I took a third look at this–my memoir–and realized that, though it covered 90 years, I found myself reacting to some of its highlights with reflection, and realized that when it  was published by Xlibris in 2004 and revised in 2023 it was incomplete. I am still a member of the Outer Critics Circle, for which I review theatre on and off Broadway and also theatrical events of interest wherever they pop up. I contribute to my site, richardseff,com, and there I’ve written how I discovered film at the age of six, and live theatre at twelve. Looking back now, almost a century later, I have vivid and clear memories of many highlights, and how I responded to them when they happened, Time can clarify, so I ask you to come along with me as I react now to much that happened then. 

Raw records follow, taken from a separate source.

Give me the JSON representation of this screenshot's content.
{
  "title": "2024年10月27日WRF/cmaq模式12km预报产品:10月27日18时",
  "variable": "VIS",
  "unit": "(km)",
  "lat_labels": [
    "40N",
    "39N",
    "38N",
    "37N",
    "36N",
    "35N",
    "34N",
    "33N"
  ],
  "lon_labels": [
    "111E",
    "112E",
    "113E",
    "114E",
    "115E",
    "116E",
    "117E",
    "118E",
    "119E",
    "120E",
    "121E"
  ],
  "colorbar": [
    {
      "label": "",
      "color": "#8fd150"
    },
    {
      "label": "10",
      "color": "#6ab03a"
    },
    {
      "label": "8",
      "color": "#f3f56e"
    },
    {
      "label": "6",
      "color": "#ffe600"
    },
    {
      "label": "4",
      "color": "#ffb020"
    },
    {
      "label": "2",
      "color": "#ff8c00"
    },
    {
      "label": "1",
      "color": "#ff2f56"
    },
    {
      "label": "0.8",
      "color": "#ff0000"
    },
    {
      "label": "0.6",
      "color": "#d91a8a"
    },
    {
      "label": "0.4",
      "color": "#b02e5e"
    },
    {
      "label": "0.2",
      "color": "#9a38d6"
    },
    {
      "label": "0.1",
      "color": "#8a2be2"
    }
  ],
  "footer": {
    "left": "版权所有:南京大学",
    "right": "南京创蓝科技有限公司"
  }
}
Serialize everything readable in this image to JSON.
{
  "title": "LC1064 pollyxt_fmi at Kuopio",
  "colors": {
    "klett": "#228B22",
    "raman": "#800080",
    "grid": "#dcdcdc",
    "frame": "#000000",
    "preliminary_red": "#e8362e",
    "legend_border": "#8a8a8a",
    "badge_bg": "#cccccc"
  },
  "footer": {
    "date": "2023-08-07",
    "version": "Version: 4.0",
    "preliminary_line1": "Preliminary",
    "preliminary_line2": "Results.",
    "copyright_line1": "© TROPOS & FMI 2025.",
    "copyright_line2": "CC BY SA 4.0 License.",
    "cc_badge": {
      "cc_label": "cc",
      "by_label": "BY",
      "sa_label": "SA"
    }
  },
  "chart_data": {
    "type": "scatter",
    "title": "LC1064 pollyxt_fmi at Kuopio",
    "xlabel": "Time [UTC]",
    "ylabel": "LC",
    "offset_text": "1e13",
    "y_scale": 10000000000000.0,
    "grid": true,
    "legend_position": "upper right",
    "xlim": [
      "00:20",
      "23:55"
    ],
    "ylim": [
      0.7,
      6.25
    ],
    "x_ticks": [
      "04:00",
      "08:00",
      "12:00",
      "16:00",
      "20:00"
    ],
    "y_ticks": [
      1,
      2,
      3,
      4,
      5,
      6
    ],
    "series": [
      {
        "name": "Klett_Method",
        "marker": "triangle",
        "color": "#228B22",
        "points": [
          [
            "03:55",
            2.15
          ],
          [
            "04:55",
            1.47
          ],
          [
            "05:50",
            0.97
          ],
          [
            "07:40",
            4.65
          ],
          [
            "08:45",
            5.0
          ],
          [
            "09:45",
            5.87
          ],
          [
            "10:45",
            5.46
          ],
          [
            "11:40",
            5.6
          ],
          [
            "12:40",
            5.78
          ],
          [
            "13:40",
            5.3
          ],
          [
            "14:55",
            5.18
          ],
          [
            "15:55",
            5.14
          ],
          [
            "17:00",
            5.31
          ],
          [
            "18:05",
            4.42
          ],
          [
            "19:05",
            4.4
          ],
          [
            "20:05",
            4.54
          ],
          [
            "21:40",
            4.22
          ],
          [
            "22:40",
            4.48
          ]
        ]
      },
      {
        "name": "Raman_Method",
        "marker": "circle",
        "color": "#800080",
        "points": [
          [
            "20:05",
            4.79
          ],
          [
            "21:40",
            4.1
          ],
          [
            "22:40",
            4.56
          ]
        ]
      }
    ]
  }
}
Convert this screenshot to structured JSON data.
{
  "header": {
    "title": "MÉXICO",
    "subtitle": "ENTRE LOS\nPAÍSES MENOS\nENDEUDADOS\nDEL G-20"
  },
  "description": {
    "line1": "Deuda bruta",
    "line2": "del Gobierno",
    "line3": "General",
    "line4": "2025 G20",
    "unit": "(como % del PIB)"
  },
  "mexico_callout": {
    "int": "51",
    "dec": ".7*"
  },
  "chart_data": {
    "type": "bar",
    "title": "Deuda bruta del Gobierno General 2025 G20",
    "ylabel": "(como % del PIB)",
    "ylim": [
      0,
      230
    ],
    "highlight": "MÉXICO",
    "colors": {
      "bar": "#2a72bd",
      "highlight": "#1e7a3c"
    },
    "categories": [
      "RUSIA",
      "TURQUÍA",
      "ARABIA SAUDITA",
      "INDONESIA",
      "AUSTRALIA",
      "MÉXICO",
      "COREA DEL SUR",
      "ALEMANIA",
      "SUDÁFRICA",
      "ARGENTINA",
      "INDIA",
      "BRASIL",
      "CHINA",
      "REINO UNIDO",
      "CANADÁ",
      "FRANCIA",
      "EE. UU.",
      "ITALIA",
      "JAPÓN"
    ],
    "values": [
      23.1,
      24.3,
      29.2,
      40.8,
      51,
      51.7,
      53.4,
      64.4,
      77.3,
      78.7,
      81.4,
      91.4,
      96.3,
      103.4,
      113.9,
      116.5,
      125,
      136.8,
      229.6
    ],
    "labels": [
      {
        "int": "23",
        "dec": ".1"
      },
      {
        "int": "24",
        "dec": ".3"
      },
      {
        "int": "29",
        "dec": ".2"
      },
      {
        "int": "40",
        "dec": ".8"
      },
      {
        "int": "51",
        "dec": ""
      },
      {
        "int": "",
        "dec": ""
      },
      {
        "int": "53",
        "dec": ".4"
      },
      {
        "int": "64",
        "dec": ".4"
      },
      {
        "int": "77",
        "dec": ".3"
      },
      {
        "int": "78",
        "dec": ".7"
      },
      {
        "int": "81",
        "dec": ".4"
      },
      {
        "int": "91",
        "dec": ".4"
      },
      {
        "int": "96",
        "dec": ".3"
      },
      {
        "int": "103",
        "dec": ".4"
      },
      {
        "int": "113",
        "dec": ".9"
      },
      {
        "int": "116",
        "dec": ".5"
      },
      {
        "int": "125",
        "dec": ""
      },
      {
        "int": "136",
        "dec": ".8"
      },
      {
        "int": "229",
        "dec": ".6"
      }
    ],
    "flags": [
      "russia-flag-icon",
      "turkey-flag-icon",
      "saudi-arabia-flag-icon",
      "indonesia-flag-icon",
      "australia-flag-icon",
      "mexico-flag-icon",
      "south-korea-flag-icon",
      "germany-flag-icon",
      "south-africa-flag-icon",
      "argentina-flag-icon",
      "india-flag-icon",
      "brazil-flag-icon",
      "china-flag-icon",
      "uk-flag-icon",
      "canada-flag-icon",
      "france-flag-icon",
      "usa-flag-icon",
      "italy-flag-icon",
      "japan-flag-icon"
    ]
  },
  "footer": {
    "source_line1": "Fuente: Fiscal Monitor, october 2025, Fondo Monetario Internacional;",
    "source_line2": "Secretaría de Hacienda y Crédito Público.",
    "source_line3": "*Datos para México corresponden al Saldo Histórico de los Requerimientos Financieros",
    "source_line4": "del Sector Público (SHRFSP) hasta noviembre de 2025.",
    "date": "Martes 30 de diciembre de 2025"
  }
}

For starters, my first six years happened without much help from me. Technically I was born in a hospital in Manhattan, but at two, my older sister Carol and I were transplanted to Ocean Avenue near Prospect Park in Brooklyn where we lived contentedly as I  whizzed through grade school in only six years. It took most kids eight years to do that but I  seemed to know the answers to all the questions teachers asked, so they skipped me a lot, and  I was ready for high school before I was twelve.  This put me in a special category close to genius, which meant I was offered a place in Townsend Harris High–a three year city-operated establishment–that thought it sensible to send boys out into the real world ahead of all girls and everyone else. To further prove that this was a bad idea, my final year turned out to be the finale for the school itself. It closed in June 1942, but as a parting gift it offered our whole class  automatic tuition-free entrance into the highly regarded New York City College, which inherited all the classroom equipment of Townsend Harris High. 

Fate seemed to be favoring me even when it turned sour during World War II. Most of my father’s small business involved accessories to men’s clothing that were imported from Europe, and during the war all imports were terminated. My mother joined Pop’s business and spent the next ten years running a branch that worked exclusively with American suppliers until all was well again, and I switched to NYU for the final 3 years of my College life. I made the move because I’d begun to explore live theatre as an outlet for my growing wish to work as a performer. It was the most natural step to find work as a bit player in small theaters in the suburbs like Cedarhurst, where an ad caught my eye for “young non-Equity Actors” who would like to play bit parts with the Acting Company. Somewhere along the line a talent scout for Warner Brothers Studio phoned to ask me to meet Sarah Stamm about apprenticing at her Newport Casino Theatre in Rhode Island. I did, and off I went for the whole summer of 1943. After 3 weeks of small roles, I was welcomed into Actors Equity, the stage actors union. I was now a professional! 

I remained one for the next 80 years or so. I still am one, now semi retired, but still functioning as a member of the Outer Critics Circle, for whom I write reviews and comments on theatre wherever it happens. This will be my Finale Ultimo when it comes to roaming through my yesteryears, and I hope you will come roaming with me.